Hypernatremia is associated with an increased risk of death but it is unclear
if it is the cause.
Signs and symptoms
The major symptom is thirst. The most important signs result from brain
cell shrinkage and include confusion, muscle twitching or spasms. With severe
elevations, seizures and comas may occur.
Severe symptoms are usually due to acute elevation of the plasma sodium
concentration to above 157 mmol/L (normal blood levels are generally about
135–145 mmol/L for adults and elderly). Values above 180 mmol/L are associated
with a high mortality rate, particularly in adults. However, such high levels
of sodium rarely occur without severe coexisting medical conditions. Serum
sodium concentrations have ranged from 150–228 mmol/L in survivors of acute
salt overdosage, while levels of 153–255 mmol/L have been observed in
fatalities. Vitreous humour is considered to be a better postmortem specimen
than postmortem serum for assessing sodium involvement in a death.
Low volume
In those with low volume or hypovolemia:
a) Inadequate intake of free water associated with total
body sodium depletion. Typically in elderly or otherwise disabled patients who
are unable to take in water as their thirst dictates and also are sodium
depleted. This is the most common cause of hypernatremia.

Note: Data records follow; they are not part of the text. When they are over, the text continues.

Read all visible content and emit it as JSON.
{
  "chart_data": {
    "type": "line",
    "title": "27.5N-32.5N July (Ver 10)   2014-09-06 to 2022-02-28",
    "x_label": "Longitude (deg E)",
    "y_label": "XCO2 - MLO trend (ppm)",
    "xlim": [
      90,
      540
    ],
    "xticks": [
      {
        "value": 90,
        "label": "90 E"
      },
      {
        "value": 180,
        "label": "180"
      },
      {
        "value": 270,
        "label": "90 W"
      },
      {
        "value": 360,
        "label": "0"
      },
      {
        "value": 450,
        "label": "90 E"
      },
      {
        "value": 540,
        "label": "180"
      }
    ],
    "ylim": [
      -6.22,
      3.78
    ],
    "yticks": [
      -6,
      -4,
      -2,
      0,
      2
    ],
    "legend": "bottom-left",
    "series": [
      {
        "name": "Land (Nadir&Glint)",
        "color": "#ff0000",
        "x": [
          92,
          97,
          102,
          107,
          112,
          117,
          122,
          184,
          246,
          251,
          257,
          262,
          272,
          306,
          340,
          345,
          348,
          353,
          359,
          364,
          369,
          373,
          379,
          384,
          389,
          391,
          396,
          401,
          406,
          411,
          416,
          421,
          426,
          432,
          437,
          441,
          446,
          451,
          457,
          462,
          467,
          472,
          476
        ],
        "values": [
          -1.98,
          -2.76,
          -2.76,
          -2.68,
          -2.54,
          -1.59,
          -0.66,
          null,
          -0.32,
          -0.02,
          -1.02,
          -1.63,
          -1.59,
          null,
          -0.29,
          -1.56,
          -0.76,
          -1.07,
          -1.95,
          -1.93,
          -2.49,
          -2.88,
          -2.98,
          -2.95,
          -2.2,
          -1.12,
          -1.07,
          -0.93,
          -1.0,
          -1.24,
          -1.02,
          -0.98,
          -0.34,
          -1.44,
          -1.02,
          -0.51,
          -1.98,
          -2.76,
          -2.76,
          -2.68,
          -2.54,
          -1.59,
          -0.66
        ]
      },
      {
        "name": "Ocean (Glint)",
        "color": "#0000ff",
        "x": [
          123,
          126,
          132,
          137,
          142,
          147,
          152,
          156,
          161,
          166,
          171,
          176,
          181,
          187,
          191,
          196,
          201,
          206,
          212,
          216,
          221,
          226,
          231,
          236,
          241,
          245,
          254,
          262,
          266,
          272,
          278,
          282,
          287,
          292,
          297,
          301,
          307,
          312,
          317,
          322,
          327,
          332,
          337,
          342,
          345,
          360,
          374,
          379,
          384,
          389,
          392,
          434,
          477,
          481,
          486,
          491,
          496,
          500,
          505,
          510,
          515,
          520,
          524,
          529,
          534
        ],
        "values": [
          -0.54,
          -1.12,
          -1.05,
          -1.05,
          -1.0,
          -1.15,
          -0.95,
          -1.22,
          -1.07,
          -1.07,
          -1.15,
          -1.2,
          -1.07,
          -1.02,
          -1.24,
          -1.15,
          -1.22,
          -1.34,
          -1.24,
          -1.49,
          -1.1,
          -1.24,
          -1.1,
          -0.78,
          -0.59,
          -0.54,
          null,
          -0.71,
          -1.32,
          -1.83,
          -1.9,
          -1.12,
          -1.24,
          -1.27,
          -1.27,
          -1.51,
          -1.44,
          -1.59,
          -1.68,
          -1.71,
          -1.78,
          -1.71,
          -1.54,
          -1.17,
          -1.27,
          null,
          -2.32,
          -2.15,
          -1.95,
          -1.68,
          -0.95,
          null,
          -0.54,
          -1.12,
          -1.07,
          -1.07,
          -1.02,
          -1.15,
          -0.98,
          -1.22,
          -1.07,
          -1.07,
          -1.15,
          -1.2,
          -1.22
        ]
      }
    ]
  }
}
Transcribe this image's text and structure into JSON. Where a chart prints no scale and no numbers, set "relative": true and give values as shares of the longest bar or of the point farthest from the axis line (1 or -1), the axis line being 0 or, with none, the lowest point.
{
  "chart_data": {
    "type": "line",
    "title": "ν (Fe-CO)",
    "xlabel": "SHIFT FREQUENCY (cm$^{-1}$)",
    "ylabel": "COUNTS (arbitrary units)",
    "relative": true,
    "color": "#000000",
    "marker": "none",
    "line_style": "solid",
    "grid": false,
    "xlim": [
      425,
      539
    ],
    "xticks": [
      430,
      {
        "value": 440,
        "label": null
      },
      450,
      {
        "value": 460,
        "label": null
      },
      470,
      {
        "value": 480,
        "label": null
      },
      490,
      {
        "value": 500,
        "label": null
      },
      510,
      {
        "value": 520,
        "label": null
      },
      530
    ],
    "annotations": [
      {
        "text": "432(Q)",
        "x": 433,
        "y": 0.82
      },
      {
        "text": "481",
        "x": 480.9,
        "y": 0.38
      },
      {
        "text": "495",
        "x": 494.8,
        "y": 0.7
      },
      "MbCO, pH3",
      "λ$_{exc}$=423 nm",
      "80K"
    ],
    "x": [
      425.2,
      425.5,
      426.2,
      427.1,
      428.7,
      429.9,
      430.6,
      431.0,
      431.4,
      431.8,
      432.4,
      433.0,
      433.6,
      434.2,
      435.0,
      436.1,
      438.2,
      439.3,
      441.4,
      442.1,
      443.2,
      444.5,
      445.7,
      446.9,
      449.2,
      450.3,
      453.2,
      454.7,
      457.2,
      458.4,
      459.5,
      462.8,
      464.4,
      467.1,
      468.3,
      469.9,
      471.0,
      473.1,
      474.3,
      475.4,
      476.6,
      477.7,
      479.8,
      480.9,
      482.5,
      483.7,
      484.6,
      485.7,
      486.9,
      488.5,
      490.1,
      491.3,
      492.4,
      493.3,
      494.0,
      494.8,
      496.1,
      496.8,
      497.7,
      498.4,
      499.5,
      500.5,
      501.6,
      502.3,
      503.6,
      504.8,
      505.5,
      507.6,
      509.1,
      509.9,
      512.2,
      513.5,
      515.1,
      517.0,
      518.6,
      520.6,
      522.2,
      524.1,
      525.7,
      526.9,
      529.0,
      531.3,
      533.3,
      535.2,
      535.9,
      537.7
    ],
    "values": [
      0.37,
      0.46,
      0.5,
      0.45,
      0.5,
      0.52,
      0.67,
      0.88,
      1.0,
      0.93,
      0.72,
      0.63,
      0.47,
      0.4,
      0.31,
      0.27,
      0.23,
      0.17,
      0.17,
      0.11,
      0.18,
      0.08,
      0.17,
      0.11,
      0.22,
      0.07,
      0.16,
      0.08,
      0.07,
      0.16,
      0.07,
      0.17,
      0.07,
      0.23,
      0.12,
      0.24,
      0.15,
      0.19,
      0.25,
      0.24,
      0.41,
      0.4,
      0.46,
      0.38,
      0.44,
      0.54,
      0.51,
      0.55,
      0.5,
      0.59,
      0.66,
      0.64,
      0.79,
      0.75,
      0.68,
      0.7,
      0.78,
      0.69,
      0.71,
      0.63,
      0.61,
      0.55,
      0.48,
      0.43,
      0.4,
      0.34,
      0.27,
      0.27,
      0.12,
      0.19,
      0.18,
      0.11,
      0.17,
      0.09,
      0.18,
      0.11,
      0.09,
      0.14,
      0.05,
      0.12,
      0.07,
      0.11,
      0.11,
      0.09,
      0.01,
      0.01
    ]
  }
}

b) Excessive losses of water from the urinary tract – which
may be caused by glycosuria, or other osmotic diuretics (e.g., mannitol) –
leads to a combination of sodium and free water losses.

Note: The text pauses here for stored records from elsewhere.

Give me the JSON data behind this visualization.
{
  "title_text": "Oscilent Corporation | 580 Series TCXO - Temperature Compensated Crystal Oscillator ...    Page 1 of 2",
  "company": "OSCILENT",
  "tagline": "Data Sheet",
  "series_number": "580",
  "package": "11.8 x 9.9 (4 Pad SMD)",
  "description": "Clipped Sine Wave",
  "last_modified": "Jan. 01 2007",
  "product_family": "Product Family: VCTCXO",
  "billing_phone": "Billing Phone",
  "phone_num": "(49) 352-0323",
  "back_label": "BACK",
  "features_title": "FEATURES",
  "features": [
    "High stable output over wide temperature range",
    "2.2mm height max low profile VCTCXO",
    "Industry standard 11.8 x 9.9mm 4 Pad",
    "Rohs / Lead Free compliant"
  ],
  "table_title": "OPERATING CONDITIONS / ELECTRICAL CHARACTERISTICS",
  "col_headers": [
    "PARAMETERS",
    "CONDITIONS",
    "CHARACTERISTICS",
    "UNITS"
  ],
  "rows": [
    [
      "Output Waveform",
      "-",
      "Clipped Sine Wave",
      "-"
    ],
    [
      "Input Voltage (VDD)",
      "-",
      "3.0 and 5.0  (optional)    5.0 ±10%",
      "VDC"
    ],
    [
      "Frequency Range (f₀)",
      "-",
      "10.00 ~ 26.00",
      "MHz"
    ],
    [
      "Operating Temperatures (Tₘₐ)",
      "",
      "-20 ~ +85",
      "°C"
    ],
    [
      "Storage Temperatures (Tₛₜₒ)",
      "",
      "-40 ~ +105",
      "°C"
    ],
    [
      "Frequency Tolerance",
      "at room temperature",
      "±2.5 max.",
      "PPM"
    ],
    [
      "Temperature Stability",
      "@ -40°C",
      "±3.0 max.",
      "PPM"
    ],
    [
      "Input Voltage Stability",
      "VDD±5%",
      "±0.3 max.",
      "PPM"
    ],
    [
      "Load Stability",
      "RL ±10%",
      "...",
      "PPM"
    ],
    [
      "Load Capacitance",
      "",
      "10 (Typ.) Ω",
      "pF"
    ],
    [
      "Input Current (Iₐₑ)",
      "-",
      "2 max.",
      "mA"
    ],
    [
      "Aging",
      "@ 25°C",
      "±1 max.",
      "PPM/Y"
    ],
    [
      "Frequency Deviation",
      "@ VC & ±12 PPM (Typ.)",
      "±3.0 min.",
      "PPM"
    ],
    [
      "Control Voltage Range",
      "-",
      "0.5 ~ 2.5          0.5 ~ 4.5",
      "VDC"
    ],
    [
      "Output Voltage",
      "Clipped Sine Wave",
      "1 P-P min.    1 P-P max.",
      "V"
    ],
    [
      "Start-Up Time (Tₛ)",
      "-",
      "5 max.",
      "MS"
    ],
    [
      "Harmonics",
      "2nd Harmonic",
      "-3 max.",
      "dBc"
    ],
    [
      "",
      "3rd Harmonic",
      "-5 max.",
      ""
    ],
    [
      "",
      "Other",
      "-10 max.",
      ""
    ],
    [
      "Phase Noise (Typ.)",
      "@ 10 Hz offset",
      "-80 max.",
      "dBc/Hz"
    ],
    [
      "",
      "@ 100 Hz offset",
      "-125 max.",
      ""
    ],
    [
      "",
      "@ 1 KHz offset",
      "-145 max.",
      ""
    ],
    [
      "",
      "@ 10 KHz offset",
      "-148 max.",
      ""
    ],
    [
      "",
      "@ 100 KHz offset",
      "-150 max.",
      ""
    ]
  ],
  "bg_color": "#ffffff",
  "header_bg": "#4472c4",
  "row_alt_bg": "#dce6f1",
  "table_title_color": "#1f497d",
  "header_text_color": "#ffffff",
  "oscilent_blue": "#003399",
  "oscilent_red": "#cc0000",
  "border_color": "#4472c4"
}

c) Water losses associated with extreme sweating.
d) Severe watery diarrhoea (osmotic diarrhoea results in
hypotonic (dilute) watery diarrhoea resulting in significant loss of free water
and a higher concentration of sodium in the blood; this type of water loss can
also be seen with viral gastroenteritis).
Normal volume
In those with
normal volume or euvolemia:
a) Excessive excretion of water from the kidneys caused by
diabetes insipidus, which involves either inadequate production of the hormone
vasopressin, from the pituitary gland or impaired responsiveness of the kidneys
to vasopressin.
High volume
In those with high volume or hypervolemia:
Intake of a hypertonic fluid (a fluid with a higher concentration of
solutes than the remainder of the body) with restricted free water intake. This
is relatively uncommon, though it can occur after a vigorous resuscitation
where a patient receives a large volume of a concentrated sodium bicarbonate
solution. Ingesting seawater also causes hypernatremia because seawater is
hypertonic and free water is not available. There are several recorded cases of
forced ingestion of concentrated salt solution in exorcism rituals leading to
death.
Mineralocorticoid excess due to a disease state such as Conn's syndrome
usually does not lead to hypernatremia unless free water intake is restricted.
Salt poisoning is the most common cause in children. It has also been seen
in a number of adults with mental health problems. Too much salt can also occur
from drinking seawater or soy sauce.